An Instant Cure For Loneliness

An Instant Cure For Loneliness

I’ve suffered from loneliness many times in my life. I even remember being lonely as a little a girl. My mother didn’t like me to have friends over all that much and I spent a lot of time in my room, listening to records and playing with my stuffed animals.

 

During bedtime when I was a small child, my brother Russ listened to his stereo with headphones or talked with truckers on his CB with his door closed. My brother Marty hung out in his room with guy friends, readying to go out to a party.

 

Russ’s stereo would send the faint sound of seventies rock music back to my orange room, papered that way because it was mother’s favorite color. Marty would rush out the door to go to his disco party.

 

I would hug my giant sized stuffed gorilla named Rootbeer, and ask him to protect me, always in a whisper because I was afraid my parents would overhear. I closed my eyes, opened them halfway, and peered through them to make the ceiling blur. I didn’t want to sleep because I knew what was awaiting me in my dream: a giant spider spinning its web high on top the bed frame.

 

“Rootbeer, it’s back.” I murmured into his ear.

 

Hairy and ugly, the spider spoke to me in a shrill hi-fi  voice like an electric drill that penetrated my skull, its white sharp teeth visible through a shrieking black mouth.

 

I shoved Rootbeer off of me and jumped out of bed, taking my blanky and my pillow, dragging them to the open door and curling up in a ball inside the doorframe. My toes spread against one side of the open doorway’s frame, the side of my head against the other. I wanted to be near the hall light, to be near the sound of my grown-up family so I could feel like I was part of them.

 

I closed my eyes tight, hoping to squeeze out the voice of the spider above my bed. I held my blanky against my cheek and rested a corner of it on my lips. Hiding my thumb in my mouth behind it, I finally slept.

 

In the morning, I woke up in my bed with Rootbeer on top of me. Marty must have put us there when he got home from being with his friends. No one asked me in the morning why I slept in the doorway. If they had, I wouldn’t have told them it was because of the spider.

 

The spider’s piercing voice haunted me throughout my childhood, echoing in my ears well into adulthood. When the creature spoke it was with my mother’s tongue, reminding me of that horror and shame and making it clear where my self-hatred came from. “You are no good. You will never be perfect. You are irresponsible. You will never be enough…”

 

This is an old story. A story that isn’t true, even though I believed it. It’s a story I made up to fit what I wanted to remember: an innate sense of loneliness.

 

Inner-voices like these can haunt us and separate us from our sense of connection and love.
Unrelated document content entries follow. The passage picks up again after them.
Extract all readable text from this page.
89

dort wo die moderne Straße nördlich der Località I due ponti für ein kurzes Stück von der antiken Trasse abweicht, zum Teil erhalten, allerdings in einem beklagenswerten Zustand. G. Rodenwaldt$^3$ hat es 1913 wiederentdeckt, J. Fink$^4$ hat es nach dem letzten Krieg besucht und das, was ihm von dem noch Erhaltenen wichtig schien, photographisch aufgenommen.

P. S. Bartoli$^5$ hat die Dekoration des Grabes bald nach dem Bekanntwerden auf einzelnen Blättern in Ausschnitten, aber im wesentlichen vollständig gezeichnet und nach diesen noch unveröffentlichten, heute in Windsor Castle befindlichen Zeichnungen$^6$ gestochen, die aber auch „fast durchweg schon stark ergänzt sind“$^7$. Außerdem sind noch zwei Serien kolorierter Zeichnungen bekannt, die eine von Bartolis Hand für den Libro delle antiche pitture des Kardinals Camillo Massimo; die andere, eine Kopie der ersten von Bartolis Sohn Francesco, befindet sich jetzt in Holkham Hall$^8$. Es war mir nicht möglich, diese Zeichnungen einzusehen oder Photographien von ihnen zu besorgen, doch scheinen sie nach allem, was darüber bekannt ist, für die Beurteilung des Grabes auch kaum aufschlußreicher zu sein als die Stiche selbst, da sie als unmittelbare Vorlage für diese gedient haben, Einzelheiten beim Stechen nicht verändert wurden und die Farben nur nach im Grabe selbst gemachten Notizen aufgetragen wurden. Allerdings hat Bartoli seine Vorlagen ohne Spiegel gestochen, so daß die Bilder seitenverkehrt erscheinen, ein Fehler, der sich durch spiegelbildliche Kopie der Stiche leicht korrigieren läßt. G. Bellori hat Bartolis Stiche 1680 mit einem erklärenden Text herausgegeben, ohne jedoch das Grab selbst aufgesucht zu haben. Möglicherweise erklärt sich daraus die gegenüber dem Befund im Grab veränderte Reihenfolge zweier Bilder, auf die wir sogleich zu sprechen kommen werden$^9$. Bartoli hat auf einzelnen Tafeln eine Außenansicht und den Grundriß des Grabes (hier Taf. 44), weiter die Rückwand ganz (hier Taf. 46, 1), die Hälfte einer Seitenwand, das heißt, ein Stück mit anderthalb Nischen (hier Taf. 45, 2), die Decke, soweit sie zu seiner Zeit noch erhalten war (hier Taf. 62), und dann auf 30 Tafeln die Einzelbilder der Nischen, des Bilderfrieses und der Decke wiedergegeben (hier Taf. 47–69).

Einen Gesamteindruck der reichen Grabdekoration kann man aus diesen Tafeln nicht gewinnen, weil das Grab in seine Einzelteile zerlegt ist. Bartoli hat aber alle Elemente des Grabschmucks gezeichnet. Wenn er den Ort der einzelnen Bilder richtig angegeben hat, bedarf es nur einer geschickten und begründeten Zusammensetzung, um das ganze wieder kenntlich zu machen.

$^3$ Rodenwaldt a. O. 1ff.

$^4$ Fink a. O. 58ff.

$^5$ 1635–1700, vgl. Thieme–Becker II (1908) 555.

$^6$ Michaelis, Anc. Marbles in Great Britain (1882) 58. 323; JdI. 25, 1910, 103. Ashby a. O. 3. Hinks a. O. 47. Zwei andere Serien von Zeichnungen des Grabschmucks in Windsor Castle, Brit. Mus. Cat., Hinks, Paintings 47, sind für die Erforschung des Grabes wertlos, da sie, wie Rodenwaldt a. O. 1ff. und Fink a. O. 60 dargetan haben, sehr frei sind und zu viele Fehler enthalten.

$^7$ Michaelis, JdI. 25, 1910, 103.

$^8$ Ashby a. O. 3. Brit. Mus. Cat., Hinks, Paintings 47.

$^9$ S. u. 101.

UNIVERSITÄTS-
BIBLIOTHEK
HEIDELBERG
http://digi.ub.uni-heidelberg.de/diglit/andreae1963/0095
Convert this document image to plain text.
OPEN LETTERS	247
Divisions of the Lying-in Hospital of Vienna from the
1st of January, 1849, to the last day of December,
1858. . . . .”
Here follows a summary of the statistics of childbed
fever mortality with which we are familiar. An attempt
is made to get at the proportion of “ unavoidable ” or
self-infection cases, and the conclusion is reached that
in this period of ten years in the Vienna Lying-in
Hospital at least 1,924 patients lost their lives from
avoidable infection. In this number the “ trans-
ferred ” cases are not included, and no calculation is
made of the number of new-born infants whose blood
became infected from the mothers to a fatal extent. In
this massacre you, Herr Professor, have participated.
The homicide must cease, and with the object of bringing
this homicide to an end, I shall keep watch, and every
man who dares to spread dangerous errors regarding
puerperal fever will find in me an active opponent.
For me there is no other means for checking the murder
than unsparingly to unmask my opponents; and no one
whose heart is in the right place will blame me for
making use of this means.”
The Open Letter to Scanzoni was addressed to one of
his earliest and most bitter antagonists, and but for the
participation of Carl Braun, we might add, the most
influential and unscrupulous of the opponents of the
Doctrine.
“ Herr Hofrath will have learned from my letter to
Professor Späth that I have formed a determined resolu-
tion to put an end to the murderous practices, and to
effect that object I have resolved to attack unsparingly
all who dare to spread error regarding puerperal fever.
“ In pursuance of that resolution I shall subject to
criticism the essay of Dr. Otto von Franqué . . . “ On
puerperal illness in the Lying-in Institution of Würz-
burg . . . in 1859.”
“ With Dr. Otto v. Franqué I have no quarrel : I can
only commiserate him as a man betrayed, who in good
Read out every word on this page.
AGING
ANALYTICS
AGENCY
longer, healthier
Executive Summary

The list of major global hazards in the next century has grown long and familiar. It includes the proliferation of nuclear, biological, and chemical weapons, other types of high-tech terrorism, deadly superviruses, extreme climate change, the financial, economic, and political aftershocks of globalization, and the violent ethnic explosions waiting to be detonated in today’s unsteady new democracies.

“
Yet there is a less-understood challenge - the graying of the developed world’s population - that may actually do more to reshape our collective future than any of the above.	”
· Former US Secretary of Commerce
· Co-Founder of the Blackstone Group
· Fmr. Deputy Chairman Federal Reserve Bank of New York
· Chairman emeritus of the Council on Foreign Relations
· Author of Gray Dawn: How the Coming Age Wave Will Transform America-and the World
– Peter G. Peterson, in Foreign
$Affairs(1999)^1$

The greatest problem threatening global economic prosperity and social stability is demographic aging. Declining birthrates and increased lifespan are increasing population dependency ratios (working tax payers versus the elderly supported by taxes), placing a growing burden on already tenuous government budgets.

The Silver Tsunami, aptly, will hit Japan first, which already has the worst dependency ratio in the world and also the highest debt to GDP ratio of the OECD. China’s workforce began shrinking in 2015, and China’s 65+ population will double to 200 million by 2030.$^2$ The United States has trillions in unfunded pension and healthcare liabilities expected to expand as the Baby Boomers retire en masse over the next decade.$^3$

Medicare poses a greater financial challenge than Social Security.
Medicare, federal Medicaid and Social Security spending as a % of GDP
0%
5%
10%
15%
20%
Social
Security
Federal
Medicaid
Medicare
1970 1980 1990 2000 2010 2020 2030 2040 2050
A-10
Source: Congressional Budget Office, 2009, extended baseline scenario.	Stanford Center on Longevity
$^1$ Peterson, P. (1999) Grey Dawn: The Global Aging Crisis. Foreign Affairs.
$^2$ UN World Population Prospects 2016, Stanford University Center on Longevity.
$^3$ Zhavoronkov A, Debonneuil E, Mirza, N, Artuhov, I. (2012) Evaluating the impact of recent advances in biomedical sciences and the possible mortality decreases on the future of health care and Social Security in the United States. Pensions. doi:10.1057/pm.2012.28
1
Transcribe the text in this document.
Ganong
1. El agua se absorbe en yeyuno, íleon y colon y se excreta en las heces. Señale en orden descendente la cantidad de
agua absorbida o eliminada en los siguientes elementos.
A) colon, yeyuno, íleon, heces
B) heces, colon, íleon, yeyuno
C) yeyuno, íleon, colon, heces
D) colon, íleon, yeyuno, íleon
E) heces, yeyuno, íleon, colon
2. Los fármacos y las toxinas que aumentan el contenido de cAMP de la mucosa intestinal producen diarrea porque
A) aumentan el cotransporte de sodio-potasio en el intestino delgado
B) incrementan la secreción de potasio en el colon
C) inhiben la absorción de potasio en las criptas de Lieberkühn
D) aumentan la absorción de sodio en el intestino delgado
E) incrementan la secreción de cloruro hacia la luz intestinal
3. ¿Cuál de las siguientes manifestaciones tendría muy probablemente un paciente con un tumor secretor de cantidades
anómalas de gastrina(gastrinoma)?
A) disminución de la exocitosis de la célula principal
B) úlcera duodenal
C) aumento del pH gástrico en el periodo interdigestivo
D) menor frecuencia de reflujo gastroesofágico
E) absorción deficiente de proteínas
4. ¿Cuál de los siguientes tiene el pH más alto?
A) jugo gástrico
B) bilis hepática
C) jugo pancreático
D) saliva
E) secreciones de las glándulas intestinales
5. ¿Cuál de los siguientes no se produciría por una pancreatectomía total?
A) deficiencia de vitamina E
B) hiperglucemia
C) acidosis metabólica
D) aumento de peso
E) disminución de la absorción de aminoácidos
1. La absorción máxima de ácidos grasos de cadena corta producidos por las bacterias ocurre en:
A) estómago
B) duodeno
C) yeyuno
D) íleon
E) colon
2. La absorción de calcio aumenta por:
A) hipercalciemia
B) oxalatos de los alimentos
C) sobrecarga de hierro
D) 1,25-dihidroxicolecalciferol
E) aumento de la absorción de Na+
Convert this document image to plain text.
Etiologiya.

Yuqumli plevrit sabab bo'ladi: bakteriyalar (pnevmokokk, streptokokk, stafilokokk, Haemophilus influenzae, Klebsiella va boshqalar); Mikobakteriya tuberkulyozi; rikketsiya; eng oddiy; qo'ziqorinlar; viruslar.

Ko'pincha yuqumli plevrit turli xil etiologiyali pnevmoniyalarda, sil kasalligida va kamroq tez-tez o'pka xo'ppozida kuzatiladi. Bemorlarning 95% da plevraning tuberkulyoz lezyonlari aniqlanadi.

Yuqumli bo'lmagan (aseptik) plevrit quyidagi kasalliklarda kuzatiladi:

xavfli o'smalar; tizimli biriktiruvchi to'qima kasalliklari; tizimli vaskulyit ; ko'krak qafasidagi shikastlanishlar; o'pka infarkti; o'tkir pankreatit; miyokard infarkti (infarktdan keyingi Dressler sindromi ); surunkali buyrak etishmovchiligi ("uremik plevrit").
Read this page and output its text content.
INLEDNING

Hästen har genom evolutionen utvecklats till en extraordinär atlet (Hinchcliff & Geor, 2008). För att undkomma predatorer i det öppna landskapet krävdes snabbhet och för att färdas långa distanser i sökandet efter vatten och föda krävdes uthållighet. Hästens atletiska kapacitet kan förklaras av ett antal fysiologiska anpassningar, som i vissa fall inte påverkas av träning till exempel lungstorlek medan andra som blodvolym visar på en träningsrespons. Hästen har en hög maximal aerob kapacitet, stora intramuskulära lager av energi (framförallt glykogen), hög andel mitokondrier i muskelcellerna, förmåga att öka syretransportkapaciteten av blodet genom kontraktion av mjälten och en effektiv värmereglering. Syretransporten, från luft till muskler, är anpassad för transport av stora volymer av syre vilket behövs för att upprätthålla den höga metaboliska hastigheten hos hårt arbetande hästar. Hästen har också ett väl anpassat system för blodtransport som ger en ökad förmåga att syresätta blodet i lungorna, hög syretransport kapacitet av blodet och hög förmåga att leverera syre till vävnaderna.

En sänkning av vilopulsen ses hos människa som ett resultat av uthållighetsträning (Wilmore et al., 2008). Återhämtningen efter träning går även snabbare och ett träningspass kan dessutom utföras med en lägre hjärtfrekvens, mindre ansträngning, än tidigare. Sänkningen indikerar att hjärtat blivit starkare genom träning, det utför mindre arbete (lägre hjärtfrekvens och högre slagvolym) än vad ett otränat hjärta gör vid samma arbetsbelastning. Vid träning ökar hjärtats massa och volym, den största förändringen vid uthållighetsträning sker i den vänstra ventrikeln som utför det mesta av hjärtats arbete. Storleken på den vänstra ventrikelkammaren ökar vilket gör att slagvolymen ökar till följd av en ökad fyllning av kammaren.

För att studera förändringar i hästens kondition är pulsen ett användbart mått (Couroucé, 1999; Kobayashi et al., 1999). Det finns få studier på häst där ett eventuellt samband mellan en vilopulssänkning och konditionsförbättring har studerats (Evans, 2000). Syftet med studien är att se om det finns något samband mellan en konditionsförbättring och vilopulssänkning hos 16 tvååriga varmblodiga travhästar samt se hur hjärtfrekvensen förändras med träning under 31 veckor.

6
The only reason why they have this kind of power is because we believe them.

 

Today, when loneliness creeps up on me, which is very rare, thankfully, I know two things:

 

I am telling myself a lie about myself.

 

AND

 

I have lost connection to my creativity and life purpose.

 

The two work in hand-in-hand. To overcome the stuck, low feelings of self-judgment and criticism, I know that I need to get busy working on my greater life dreams.

 

To take action and start creating my dreams, I need to realize that what’s stopping me is a lie I am telling myself.

 

I immediately start asking myself questions to feel connected again:

 

  • What’s something new I could learn?
  • What would be fun right now to explore that I haven’t yet?
  • What lights up my passion or makes me feel alive?
  • What did I do as a child that gave me happiness?
  • If I could do anything, if my possibilities were infinite, what would I create next?

 

When I am connected to something I am passionate about I NEVER feel alone. And as a bonus, I forget all that negative stuff I was telling myself because I’m too busy doing what turns me on and feels fun.

 

To feel even more connected, I think about how I want to give back to others. How do I want to make a difference? How can I make the world a better place? I investigate my strengths and how I want to expand upon them.

 

I think about you and how much it means to me be in your inbox, connecting every Sunday morning. And I’m so grateful. Thank you.